Once upon a time, a Midwest university’s governing board hired a president who was a lifelong business person with no advanced degrees, record of scholarship or political experience. They cited his “business acumen” as sufficient qualification – over faculty protests. He had worked for IBM in sales and ultimately as vice president. He then became a business consultant, and headed a corporation no longer operating under that name.

He froze faculty salaries, except for a favored few (without explanation), and scaled back graduate assistants’ tuition waivers and health insurance subsidies, just hours before fall classes began. He discontinued clinical privileges for a Planned Parenthood physician, and terminated relationships with Planned Parenthood affiliates.

This is not a once-upon-a-time bedtime story. It’s a true tale. But it doesn’t involve Iowa’s Bruce Harreld.

It’s a Missouri story. The state’s multi-campus system is headed by a president, the campuses by chancellors, all governed by a Board of Curators.

The current dustup is at the university in Columbia, and involves the president’s insensitivity to the grievances of African-American students regarding racial epithets and worse. It wasn’t something he said. It was that he said nothing.

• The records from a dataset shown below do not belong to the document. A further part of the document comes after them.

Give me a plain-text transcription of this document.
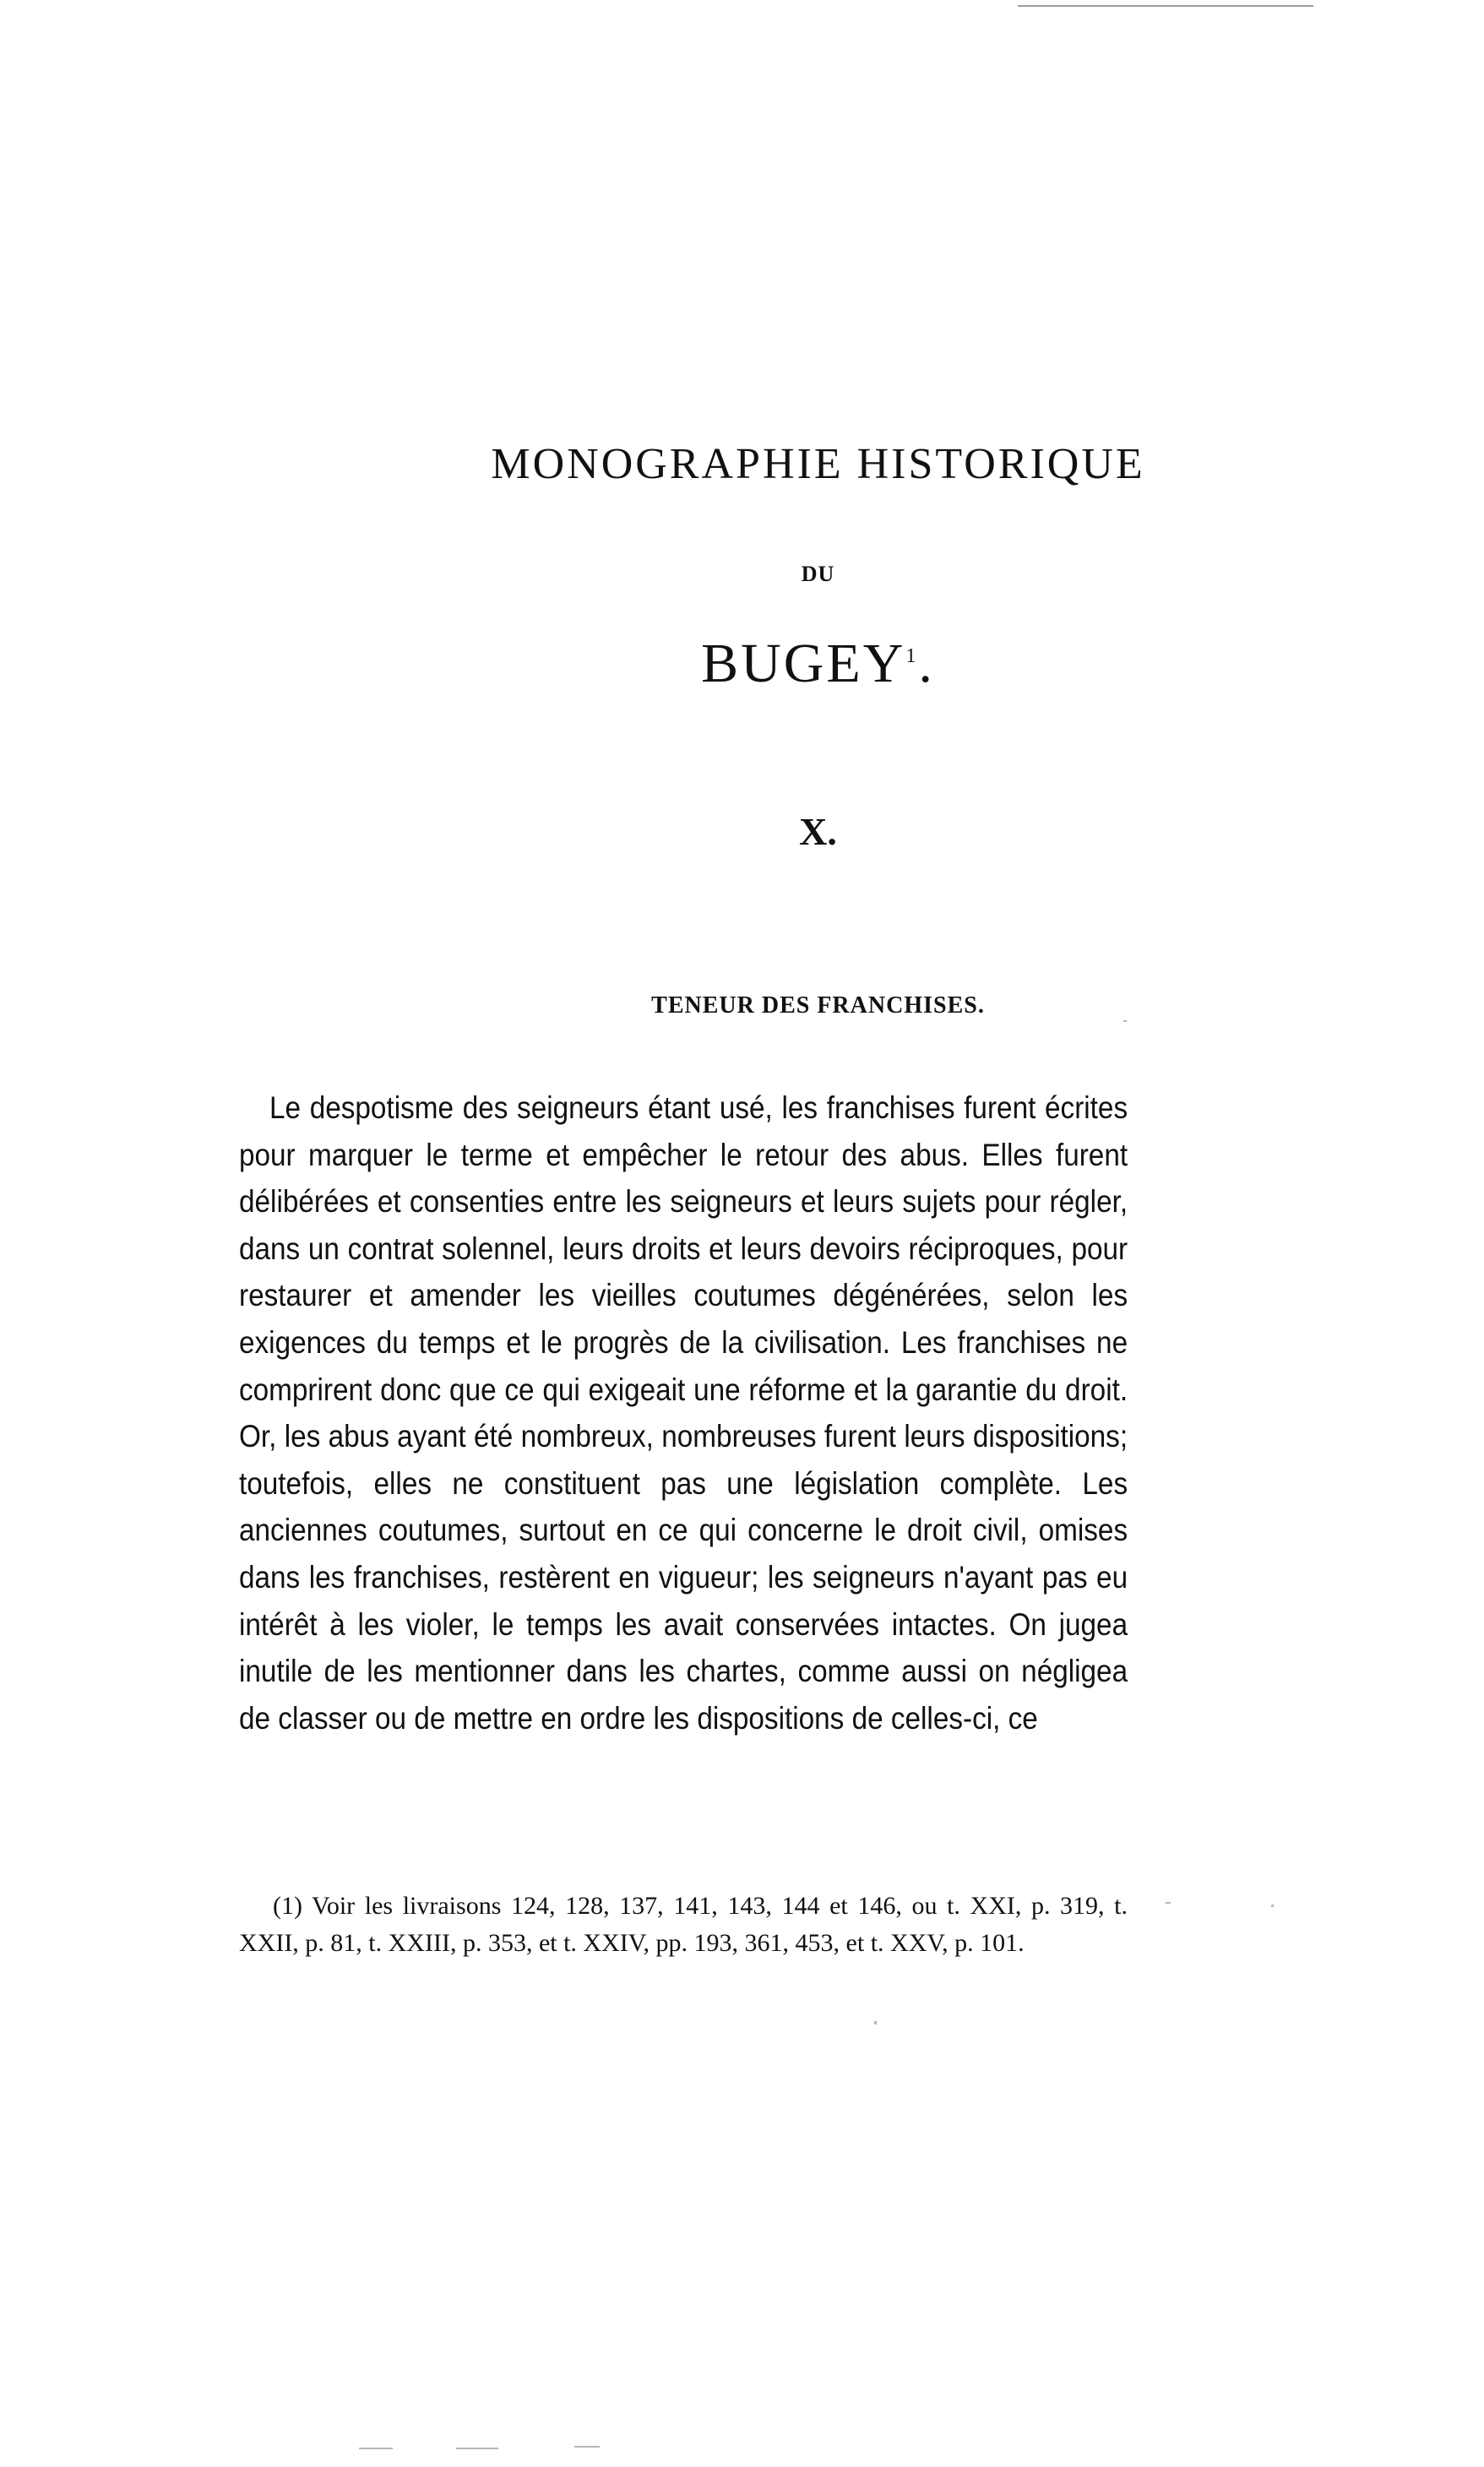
MONOGRAPHIE HISTORIQUE
DU
BUGEY$^1$.
X.
TENEUR DES FRANCHISES.

Le despotisme des seigneurs étant usé, les franchises furent écrites pour marquer le terme et empêcher le retour des abus. Elles furent délibérées et consenties entre les seigneurs et leurs sujets pour régler, dans un contrat solennel, leurs droits et leurs devoirs réciproques, pour restaurer et amender les vieilles coutumes dégénérées, selon les exigences du temps et le progrès de la civilisation. Les franchises ne comprirent donc que ce qui exigeait une réforme et la garantie du droit. Or, les abus ayant été nombreux, nombreuses furent leurs dispositions; toutefois, elles ne constituent pas une législation complète. Les anciennes coutumes, surtout en ce qui concerne le droit civil, omises dans les franchises, restèrent en vigueur; les seigneurs n'ayant pas eu intérêt à les violer, le temps les avait conservées intactes. On jugea inutile de les mentionner dans les chartes, comme aussi on négligea de classer ou de mettre en ordre les dispositions de celles-ci, ce

(1) Voir les livraisons 124, 128, 137, 141, 143, 144 et 146, ou t. XXI, p. 319, t. XXII, p. 81, t. XXIII, p. 353, et t. XXIV, pp. 193, 361, 453, et t. XXV, p. 101.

Realizing that nothing gets an administrator’s attention like loss of revenue, especially from sports, the football team announced it would boycott all “football related activities” until President Timothy M. Wolfe resigned or was removed. Serious at any time, it was especially so before the BYU game November 14, to be held in the Kansas City Chiefs’ stadium. If the game was forfeited, the university would not only lose ticket and related revenue, it would owe BYU $1,000,000. The coaches and others on campus supported the team.

A half hour after I began writing this column the Board of Curators called an emergency meeting, and twenty minutes after that Wolfe resigned.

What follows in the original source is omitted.